> >

Fusi Nuklir Akhirnya Terwujud Jadi Sumber Energi Baru, tetapi Masih Lama Agar Layak Digunakan Publik

Kompas dunia | 14 Desember 2022, 06:20 WIB
Setelah lebih dari 50 tahun, fusi nuklir akhirnya muncul spektakuler untuk menjadi sumber energi terbaru di dunia, nanun untuk penggunaan massal masih jauh. (Sumber: Lawrence Livermore Laboratory)

Ada perbedaan antara fusi dan fisi nuklir. Dengan fusi, tidak ada limbah radioaktif berumur panjang, sangat kontras dengan teknologi fisi yang saat ini digunakan di reaktor nuklir untuk menghasilkan listrik.

Para peneliti di Laboratorium Nasional Lawrence Livermore Departemen Energi menggunakan laser untuk membombardir isotop hidrogen yang disimpan dalam keadaan plasma super panas untuk menggabungkannya menjadi helium, melepaskan energi neutron dan bebas karbon dalam prosesnya.

Reaksi tersebut menghasilkan sekitar 2,5 megajoule energi, dibandingkan dengan 2,1 megajoule yang digunakan untuk menyalakan laser, menjadi perolehan energi bersih yang diupayakan para ilmuwan selama beberapa dekade terakhir.

Selama ini, energi yang dibutuhkan selalu lebih besar dari energi yang dihasilkan, namun sekarang ilmuwan berhasil membuat agar energi yang dihasilkan lebih besar dari energi yang dibutuhkan.

Untuk mengeluarkan teknologi ini dari lab, sistem fusi harus terjangkau dan mudah dibuat.

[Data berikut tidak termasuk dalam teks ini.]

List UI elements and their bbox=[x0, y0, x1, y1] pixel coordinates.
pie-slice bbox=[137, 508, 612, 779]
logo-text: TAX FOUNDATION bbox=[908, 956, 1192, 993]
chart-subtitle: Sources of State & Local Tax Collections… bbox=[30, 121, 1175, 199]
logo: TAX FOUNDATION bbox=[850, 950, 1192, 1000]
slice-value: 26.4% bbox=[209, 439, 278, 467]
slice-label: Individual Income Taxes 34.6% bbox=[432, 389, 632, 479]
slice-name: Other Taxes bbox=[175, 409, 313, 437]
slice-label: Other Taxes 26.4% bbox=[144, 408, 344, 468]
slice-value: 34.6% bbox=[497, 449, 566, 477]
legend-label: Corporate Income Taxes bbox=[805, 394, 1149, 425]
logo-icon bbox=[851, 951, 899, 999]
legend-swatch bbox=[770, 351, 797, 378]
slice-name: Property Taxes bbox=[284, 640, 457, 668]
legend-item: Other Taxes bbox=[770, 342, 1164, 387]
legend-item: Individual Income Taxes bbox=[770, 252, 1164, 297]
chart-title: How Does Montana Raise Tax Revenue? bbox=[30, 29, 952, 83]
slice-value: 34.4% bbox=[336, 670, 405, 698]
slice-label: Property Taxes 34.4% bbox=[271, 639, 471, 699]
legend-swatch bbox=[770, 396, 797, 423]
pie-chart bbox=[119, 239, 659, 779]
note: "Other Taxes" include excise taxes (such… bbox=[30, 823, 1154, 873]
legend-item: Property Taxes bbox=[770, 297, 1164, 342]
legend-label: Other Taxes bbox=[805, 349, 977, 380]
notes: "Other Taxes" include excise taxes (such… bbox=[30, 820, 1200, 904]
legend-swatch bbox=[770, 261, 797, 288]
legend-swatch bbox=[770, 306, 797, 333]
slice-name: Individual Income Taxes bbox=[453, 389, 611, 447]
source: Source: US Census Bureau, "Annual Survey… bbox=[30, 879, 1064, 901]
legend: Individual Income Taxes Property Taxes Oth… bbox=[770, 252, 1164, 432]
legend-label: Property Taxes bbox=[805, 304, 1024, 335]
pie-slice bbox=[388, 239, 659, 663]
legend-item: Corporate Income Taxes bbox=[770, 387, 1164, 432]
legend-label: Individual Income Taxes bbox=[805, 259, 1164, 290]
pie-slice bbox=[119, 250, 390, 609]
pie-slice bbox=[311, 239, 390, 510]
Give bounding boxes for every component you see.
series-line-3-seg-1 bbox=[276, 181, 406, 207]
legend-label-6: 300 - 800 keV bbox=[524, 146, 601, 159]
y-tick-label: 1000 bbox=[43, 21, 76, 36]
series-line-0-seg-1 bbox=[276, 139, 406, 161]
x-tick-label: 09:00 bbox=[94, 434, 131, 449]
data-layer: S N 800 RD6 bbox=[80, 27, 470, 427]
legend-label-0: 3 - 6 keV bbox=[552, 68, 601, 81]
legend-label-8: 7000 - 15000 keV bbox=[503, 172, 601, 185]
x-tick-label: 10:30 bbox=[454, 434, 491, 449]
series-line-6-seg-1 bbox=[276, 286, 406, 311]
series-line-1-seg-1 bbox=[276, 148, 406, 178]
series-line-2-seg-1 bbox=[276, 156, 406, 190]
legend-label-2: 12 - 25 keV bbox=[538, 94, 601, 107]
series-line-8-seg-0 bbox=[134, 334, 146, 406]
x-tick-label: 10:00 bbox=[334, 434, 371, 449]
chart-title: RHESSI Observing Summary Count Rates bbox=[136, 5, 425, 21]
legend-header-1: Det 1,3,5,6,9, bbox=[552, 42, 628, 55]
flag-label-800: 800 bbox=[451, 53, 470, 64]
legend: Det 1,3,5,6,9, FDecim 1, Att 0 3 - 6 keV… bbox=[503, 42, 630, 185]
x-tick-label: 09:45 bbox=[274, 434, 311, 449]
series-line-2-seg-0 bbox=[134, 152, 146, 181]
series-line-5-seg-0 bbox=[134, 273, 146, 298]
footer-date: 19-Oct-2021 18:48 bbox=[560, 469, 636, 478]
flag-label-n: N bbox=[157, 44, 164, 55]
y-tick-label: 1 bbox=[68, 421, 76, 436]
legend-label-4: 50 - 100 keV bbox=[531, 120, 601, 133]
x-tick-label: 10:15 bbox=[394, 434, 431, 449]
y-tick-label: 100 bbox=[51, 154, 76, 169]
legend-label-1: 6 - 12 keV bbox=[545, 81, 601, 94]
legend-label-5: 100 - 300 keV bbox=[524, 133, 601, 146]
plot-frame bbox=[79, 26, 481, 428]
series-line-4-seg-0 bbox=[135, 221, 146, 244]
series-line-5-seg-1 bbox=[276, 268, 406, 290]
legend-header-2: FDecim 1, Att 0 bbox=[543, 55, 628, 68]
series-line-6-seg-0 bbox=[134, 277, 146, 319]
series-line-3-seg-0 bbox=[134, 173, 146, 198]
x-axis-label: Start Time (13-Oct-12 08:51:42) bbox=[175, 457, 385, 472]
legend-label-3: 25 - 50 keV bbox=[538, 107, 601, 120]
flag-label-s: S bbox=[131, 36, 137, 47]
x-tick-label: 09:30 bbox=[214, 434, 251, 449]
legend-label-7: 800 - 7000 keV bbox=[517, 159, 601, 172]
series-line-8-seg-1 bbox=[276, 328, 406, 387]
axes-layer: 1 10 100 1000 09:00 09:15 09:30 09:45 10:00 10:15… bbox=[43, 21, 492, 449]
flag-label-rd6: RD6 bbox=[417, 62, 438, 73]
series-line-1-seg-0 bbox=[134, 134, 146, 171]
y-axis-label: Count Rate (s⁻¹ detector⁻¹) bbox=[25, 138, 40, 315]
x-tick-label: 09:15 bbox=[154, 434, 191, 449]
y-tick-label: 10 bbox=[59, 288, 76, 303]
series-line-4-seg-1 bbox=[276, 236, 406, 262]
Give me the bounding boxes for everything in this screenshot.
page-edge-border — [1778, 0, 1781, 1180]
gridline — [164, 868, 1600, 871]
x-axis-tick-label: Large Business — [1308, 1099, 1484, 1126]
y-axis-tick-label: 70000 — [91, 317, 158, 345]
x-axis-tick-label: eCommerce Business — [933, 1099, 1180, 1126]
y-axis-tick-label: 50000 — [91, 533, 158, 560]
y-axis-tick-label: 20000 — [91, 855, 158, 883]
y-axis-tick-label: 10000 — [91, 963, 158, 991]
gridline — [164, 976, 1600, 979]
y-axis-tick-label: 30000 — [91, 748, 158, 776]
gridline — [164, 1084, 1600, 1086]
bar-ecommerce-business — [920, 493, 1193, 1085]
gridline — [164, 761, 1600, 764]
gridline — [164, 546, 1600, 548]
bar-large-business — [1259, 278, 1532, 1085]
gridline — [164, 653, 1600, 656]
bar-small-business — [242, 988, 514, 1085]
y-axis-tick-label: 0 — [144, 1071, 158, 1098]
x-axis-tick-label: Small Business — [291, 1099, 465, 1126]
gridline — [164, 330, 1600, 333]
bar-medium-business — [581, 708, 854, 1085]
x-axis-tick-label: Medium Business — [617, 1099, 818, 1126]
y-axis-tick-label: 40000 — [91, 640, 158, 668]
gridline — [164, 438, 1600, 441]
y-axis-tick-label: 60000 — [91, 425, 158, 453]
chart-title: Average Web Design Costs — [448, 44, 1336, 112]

Namun, tes Lawrence Livermore menggunakan beberapa laser paling kuat yang pernah dibuat: Mereka besar, mahal, dan tidak tersedia untuk penggunaan massal, sehingga sulit untuk mengubah pencapaian teknis ini menjadi bisnis yang sukses.

“Fakta bahwa Anda punya perolehan energi bersih tidak berarti Anda akan memiliki perangkat komersial di pasar,” kata Chris Gadomski, kepala analis nuklir untuk BloombergNEF. "Ya, kita sekarang punya fusi, tetapi berapa biayanya?"

Tetap saja, pengumuman tersebut harus mengeluarkan dana lebih lanjut dan dukungan untuk program pengembangan teknologi sipil, kata Stephen Dean, presiden Fusion Power Associates, sebuah perusahaan nirlaba untuk kepentingan publik.